= Carathéodory–Jacobi–Lie theorem =

Theorem in symplectic geometry which generalizes Darboux's theorem

The Carathéodory–Jacobi–Lie theorem is a theorem in symplectic geometry which generalizes Darboux's theorem.

==Statement==
Let M be a 2n-dimensional symplectic manifold with symplectic form ω. For p ∈ M and r ≤ n, let f_{1}, f_{2}, ..., f_{r} be smooth functions defined on an open neighborhood V of p whose differentials are linearly independent at each point, or equivalently

$df_1(p) \wedge \ldots \wedge df_r(p) \neq 0,$

where {f_{i}, f_{j}} = 0. (In other words, they are pairwise in involution.) Here {–,–} is the Poisson bracket.

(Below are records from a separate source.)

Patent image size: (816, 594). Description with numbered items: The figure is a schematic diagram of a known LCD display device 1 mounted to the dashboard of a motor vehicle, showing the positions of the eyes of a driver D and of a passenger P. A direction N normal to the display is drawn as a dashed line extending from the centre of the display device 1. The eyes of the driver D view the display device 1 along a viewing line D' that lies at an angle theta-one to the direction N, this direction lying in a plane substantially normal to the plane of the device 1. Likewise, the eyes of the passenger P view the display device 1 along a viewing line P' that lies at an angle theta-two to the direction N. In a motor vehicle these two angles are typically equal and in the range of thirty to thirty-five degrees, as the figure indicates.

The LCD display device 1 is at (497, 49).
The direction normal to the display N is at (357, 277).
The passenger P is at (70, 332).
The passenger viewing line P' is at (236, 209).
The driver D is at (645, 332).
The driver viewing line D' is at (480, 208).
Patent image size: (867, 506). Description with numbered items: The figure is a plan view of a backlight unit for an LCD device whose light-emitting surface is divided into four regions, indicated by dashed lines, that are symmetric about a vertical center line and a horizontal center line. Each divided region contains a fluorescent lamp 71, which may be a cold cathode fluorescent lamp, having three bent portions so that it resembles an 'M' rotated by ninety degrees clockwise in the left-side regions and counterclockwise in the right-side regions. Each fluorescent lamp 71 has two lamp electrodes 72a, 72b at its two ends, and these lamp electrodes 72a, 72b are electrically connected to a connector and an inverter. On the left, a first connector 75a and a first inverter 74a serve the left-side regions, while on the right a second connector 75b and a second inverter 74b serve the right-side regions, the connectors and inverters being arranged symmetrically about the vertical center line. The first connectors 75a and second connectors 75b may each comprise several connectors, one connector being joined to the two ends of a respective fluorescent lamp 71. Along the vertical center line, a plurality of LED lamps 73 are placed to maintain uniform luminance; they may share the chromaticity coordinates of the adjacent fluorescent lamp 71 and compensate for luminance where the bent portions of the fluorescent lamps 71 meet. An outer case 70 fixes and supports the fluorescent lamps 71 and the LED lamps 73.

Then there are functions f_{r+1}, ..., f_{n}, g_{1}, g_{2}, ..., g_{n} defined on an open neighborhood U ⊂ V of p such that (f_{i}, g_{i}) is a symplectic chart of M, i.e., ω is expressed on U as

$\omega = \sum_{i=1}^n df_i \wedge dg_i.$

==Applications==
As a direct application we have the following. Given a Hamiltonian system as $(M,\omega,H)$ where M is a symplectic manifold with symplectic form $\omega$ and H is the Hamiltonian function, around every point where $dH \neq 0$ there is a symplectic chart such that one of its coordinates is H.